4 thoughts on “Save Us From Secular Redeemers

  1. Rebekah Valerius

    Excellent. Yes, Chesterton was right about the modern world’s isolated and wild virtues. That is perhaps one if his keenest insights (and he had many). The redeemer complex is real (have seen it in my own heart) and it is rooted in pride – all the virtues become more susceptible to pride when they are isolated from each other. C.S. Lewis wrote that they “swell to madness” in their isolation (from “The Abolition of Man”). What can make mercy and justice kiss? Humility is a good starting place. Chesterton concluded in his own search for the answer that Christianity can.

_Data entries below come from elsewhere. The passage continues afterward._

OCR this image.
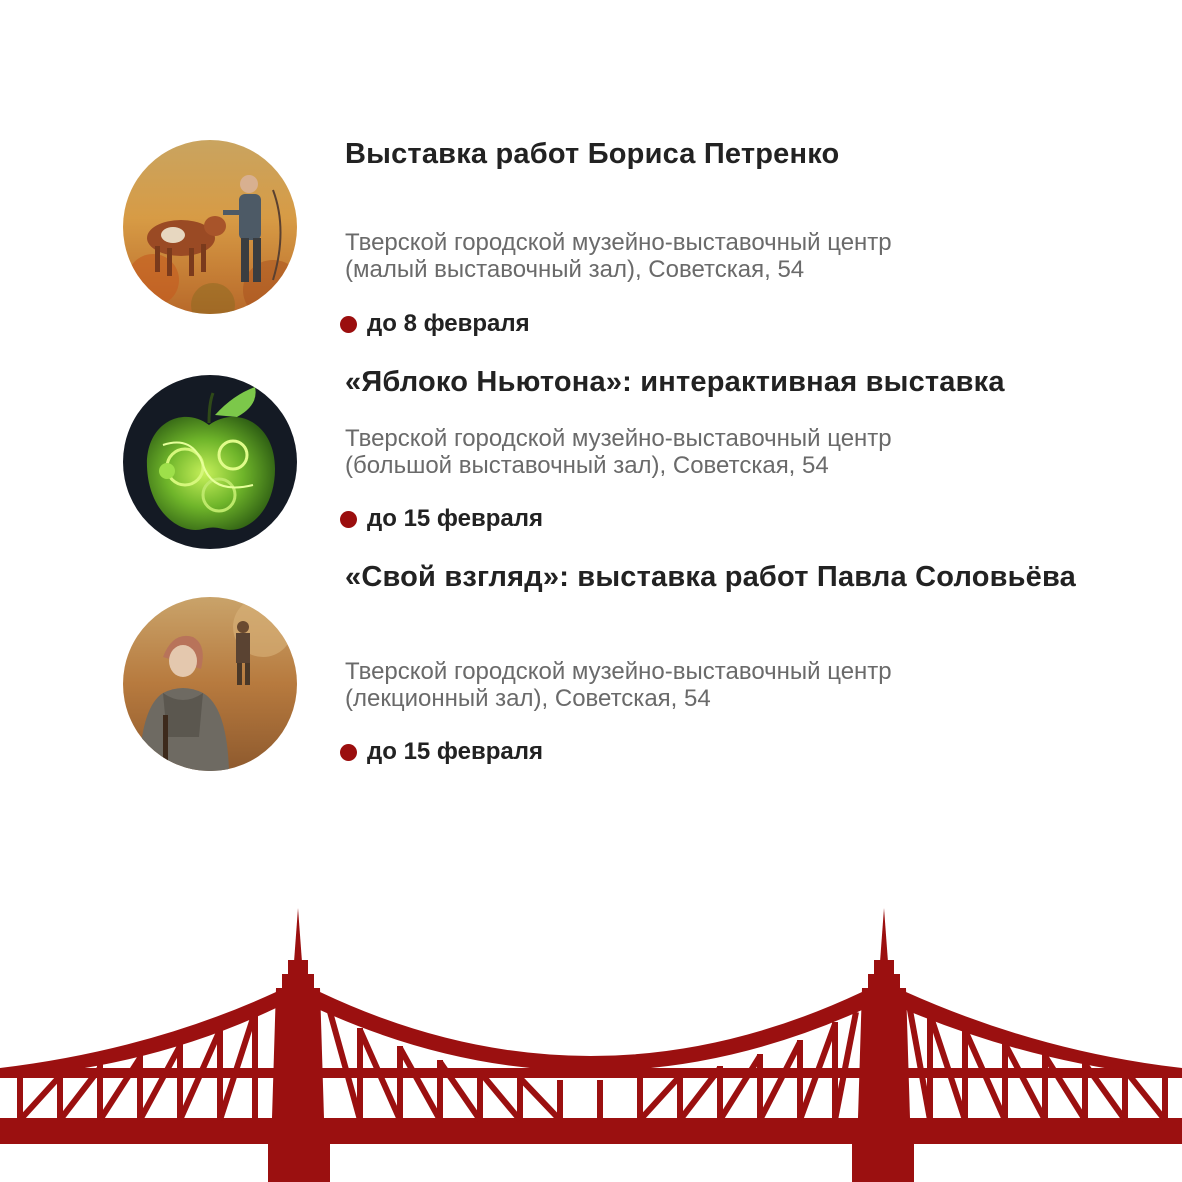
Выставка работ Бориса Петренко

Тверской городской музейно-выставочный центр

(малый выставочный зал), Советская, 54

до 8 февраля
«Яблоко Ньютона»: интерактивная выставка

Тверской городской музейно-выставочный центр

(большой выставочный зал), Советская, 54

до 15 февраля
«Свой взгляд»: выставка работ Павла Соловьёва

Тверской городской музейно-выставочный центр

(лекционный зал), Советская, 54

до 15 февраля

That passage comes from his masterpiece, “Orthodoxy”.

    1. David Seri Post author

      Thank you for the excellent comments, Rebekah. Chesterton had a genius for understanding human nature and how the Christian ethos fits perfectly with our fallen, flawed nature.

      I found the following two Chesterton quotes that relate (in my mind at least) to the main topic in this Dalrymple article:

      “The true soldier fights not because he hates what is in front of him, but because he loves what is behind him.”

      “Impartiality is a pompous name for indifference which is an elegant name for ignorance. Tolerance is the virtue of the man without convictions. Merely having an open mind is nothing. The object of opening the mind, as of opening the mouth, is to shut it again on something solid. Do not be so open-minded that your brains fall out.”

      By the way, that is a very clever shirt that you are sporting in your avatar. If you have a link for where it can be purchased, please let us know. Thank you. Cheers.

  2. Rebekah Valerius

    Chesterton writes,

    “Those underrate Christianity who say that it discovered mercy; any one might discover mercy. In fact, everyone did. But to discover a plan for being merciful and also severe— that was to anticipate a strange need of human nature. For no one wants to be forgiven for a big sin as if it were a little one.”

  3. Rebekah Valerius

    Haha! It’s fun, isn’t it? I purchased the shirt at a conference of the American Chesterton Society. I don’t think they sell it from their website but others have found it online elsewhere.

    Those are also excellent quotes. Trees have no dogmas. Turnips are singularly broad-minded …. another favorite like your second.

    One reason I enjoy reading Dalrymple is that he reminds me of GKC in many ways, though I don’t think he has the latter’s joy.

    Not yet, at least. I’d love to argue with him about the Ontological Argument (one of my favorites).